Pages

3 Mayıs 2013 Cuma

TV, sinema, tiyatro, perdeee...


Geçen gece iki televizyon kanalında, iki ödül töreni vardı. Biri Antalya 4. TV ödülleri, ikincisi de Sadri Alışık ödül törenleri...
Sadri Alışık töreni daha önce yapılmış banttan veriliyordu, Antalya Televizyon ödül töreni ise canlı yayınlanıyordu.
Sinema ve tiyatro oyunlarını bölümlere ayırmışlar, her bölümün ödül alanları genç insanlardı, kimi Devlet Konservatuarı’ndan, kimi Müjdat Gezen’in okulundan, kimi de “alaydan” yetişmişler...
***
Bu kadar tiyatro, bu kadar televizyon oyuncusu, sanki bazı çevrelere cevap veriyordu, “Biz buradayız” diye. İki yarışma iki belediyenin desteğiyle yapılıyordu, ikisi de CHP’li, Antalya ve Beşiktaş Belediyeleri, ya tesadüftü ya da anlamı vardır.
Bazıları siyasete atıldıkları ilk günlerinde, bale için “yarı çıplak” diyorlardı. Belki o günleri hatırlarlar.
***
Biliyorsunuz ya da duymuşsunuzdur, bazıları ya da bazı çevreler için “diziler” sanki günah...
Niye? Dizilerin başrol oyuncuları çok para alıyor.
Rahmetli Erol Günaydın’la bu konuyu tartışmıştık, biz onun gibi düşünüyor, o da bizim gibi düşünüyordu.
O günlerde Uğur Yücel’in bir dizisinde konuşamayan bir hastayı oynuyordu.
Bir ara kızdı!
“Dizilere karşı çıkanlar, birkaç rol alsalar görün!”
Tabii dizilere karşı çıkmak eski bir moda...
Oysa “Hürrem Sultan” Meryem Uzerli’nin dediği başka:
“Üç yıldır Türkiye’deyim, ilk defa bir ödül alıyorum. Bir de dizileri uzun tutuyorlar, kısa yapsınlar!” diyordu, o sevimli Türkçesiyle.
Ne de olsa “Alamancı” onun bakışı bir başka...
***
Nedir tiyatro, kimdir oyuncu?
Haldun Taner der ki:
“Zaten aktör dediğin nedir ki?
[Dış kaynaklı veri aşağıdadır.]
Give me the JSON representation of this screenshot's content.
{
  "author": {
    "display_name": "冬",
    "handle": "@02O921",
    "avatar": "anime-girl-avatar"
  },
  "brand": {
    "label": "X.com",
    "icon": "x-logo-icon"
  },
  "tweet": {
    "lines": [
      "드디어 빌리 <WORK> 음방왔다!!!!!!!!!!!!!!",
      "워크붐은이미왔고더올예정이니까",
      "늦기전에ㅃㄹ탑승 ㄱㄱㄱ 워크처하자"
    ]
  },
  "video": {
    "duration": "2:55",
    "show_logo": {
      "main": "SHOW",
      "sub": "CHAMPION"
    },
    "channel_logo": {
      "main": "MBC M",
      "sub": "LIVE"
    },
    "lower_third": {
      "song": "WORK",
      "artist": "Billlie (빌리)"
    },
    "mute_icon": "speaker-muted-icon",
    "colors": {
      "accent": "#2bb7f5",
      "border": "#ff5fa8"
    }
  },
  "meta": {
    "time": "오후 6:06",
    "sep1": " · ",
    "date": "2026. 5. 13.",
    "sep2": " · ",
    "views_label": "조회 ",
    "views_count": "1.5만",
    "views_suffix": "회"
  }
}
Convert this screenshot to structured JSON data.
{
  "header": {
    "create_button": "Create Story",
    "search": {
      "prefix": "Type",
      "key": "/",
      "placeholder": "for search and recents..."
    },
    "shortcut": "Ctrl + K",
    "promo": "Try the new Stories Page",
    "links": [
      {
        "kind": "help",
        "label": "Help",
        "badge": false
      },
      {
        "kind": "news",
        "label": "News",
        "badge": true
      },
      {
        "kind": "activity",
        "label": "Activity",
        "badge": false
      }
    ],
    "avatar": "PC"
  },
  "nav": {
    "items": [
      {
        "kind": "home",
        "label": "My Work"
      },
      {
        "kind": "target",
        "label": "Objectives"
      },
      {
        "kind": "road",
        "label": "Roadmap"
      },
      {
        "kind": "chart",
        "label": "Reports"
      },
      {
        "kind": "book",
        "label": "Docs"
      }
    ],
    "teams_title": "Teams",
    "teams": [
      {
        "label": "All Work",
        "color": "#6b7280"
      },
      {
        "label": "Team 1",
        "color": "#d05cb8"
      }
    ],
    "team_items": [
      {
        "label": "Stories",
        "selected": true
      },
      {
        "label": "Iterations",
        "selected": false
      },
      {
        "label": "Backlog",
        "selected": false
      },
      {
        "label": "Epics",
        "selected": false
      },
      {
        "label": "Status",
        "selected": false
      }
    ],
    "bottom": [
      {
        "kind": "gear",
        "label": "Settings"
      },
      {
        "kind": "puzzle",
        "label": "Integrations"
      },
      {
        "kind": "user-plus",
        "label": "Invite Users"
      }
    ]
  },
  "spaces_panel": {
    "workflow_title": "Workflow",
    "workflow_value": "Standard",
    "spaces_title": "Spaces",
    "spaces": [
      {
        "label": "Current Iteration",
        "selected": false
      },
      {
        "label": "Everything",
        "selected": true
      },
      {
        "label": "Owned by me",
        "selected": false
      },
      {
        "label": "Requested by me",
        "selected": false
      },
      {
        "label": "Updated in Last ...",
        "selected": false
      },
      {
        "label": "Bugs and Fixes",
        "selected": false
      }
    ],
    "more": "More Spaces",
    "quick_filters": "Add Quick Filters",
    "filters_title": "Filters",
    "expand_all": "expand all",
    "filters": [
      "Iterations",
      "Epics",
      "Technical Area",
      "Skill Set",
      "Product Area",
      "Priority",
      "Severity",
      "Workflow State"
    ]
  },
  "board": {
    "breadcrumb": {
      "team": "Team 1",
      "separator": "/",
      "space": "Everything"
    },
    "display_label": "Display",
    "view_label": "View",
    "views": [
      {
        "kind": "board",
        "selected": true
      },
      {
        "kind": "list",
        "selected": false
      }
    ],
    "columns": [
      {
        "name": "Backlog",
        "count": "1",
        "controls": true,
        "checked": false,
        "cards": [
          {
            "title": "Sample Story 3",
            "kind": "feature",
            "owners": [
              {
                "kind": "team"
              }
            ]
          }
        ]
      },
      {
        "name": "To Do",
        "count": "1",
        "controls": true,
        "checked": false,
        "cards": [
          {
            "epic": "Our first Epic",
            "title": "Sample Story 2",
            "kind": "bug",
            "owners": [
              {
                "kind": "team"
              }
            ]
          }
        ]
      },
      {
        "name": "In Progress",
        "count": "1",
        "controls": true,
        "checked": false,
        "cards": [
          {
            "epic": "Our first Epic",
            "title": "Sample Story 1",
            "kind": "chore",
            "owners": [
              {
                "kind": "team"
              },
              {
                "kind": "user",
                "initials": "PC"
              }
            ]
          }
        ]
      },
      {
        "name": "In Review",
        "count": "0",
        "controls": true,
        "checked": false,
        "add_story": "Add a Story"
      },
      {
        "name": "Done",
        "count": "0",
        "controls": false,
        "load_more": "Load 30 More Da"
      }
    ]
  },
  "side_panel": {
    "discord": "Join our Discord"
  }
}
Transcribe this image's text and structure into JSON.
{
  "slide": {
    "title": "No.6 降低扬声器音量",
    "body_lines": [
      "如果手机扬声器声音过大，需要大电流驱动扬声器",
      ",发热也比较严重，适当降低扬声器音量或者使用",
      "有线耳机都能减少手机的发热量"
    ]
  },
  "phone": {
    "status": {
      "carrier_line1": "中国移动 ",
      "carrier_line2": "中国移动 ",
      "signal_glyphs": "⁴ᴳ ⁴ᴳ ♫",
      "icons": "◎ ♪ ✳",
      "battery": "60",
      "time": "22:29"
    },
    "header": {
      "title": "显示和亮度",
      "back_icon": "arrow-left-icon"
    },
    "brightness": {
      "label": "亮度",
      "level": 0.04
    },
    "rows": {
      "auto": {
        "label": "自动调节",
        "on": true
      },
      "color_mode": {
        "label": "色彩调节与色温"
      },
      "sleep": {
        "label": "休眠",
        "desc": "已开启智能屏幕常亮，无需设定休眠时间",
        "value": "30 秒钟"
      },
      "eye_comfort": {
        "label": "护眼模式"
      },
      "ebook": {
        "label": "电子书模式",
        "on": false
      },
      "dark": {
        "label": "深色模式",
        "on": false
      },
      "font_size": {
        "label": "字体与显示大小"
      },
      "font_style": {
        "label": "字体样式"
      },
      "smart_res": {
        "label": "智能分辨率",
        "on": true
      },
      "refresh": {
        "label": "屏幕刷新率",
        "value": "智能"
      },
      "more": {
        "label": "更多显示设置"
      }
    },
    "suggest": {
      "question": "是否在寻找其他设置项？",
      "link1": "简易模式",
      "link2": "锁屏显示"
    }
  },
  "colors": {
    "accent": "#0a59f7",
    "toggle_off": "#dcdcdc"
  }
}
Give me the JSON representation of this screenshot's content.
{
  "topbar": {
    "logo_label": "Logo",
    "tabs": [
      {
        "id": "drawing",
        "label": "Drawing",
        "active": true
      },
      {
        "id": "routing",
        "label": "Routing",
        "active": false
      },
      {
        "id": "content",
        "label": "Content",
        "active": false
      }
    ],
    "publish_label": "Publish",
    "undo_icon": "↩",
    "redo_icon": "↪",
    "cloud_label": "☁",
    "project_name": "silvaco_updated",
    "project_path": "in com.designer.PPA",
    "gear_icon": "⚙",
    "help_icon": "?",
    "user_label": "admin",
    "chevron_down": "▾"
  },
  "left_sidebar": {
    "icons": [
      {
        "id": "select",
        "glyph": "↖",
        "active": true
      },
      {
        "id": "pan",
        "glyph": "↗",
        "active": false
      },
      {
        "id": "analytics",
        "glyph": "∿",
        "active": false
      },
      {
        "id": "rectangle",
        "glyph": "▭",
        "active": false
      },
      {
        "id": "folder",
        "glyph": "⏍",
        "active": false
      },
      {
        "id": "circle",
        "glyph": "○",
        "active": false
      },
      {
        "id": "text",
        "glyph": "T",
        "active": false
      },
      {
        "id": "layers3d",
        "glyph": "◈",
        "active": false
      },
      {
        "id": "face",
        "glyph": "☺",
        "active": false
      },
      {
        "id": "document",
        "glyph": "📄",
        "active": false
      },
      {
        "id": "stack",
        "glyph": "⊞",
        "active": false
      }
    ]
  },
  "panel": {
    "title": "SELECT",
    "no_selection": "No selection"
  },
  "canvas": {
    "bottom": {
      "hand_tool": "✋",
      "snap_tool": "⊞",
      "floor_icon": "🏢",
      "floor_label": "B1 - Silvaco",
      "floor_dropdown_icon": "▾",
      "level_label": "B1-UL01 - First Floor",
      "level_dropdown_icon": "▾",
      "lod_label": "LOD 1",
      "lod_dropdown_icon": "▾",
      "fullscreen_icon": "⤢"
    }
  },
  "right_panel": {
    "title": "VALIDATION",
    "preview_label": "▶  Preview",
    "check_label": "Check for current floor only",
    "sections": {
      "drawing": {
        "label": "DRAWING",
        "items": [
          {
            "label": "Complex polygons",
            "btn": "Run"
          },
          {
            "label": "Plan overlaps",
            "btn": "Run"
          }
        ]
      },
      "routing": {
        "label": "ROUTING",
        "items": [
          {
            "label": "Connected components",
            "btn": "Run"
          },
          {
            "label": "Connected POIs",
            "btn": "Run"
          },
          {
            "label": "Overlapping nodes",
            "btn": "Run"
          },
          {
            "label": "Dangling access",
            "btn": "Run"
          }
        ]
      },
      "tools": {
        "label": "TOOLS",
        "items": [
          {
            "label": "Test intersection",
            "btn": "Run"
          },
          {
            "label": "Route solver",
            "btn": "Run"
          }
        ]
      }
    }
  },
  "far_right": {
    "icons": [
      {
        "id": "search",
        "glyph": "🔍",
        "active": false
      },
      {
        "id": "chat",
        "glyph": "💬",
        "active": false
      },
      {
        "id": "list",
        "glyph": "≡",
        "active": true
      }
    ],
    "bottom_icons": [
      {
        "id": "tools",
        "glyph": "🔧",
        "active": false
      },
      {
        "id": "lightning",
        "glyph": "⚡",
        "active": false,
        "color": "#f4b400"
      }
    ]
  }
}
Biz oynarken varızdır, sesimiz bu boş kubbede bir hoş seda olarak kalır. Olsa olsa eski program dergilerinde soluk birer hayal olur, kalırız. Görüyorum hepiniz gardıroba hücuma hazırlanıyorsunuz. Birazdan tiyatro bomboş kalacak. Ama tiyatro işte o zaman yaşamaya başlar. Çünkü Satenek’in bir şarkısı, perdelerden birine takılı kalmıştır. Benim de bir tiradım şu perdeye sinmiştir. Sirapuş’la Virjin’in bir diyalogu eski kostümlerden birinin yırtığına sığınmıştır. Bütün bu hatıralar, o sessizlikte saklandıkları yerden çıkar, bir fısıltı halinde yine sahneye dökülürler. Artık kendimiz yoğuz. Seyircilerimiz de kalmadı. Ama repliklerimiz, fısıldaşır dururlar sabaha kadar. Gün ağarır, temizlikçiler gelir, replikler yerlerine kaçışır. Perdeeeee...”
Haldun Taner, “Sersem Kocanın Kurnaz Karısı”nda bunları söyletir, Münir Özkul’a...
Perdeeeee!
Her tiyatro oyuncusu bunu ezberleyip sahnenin bir köşesine asmalıdır.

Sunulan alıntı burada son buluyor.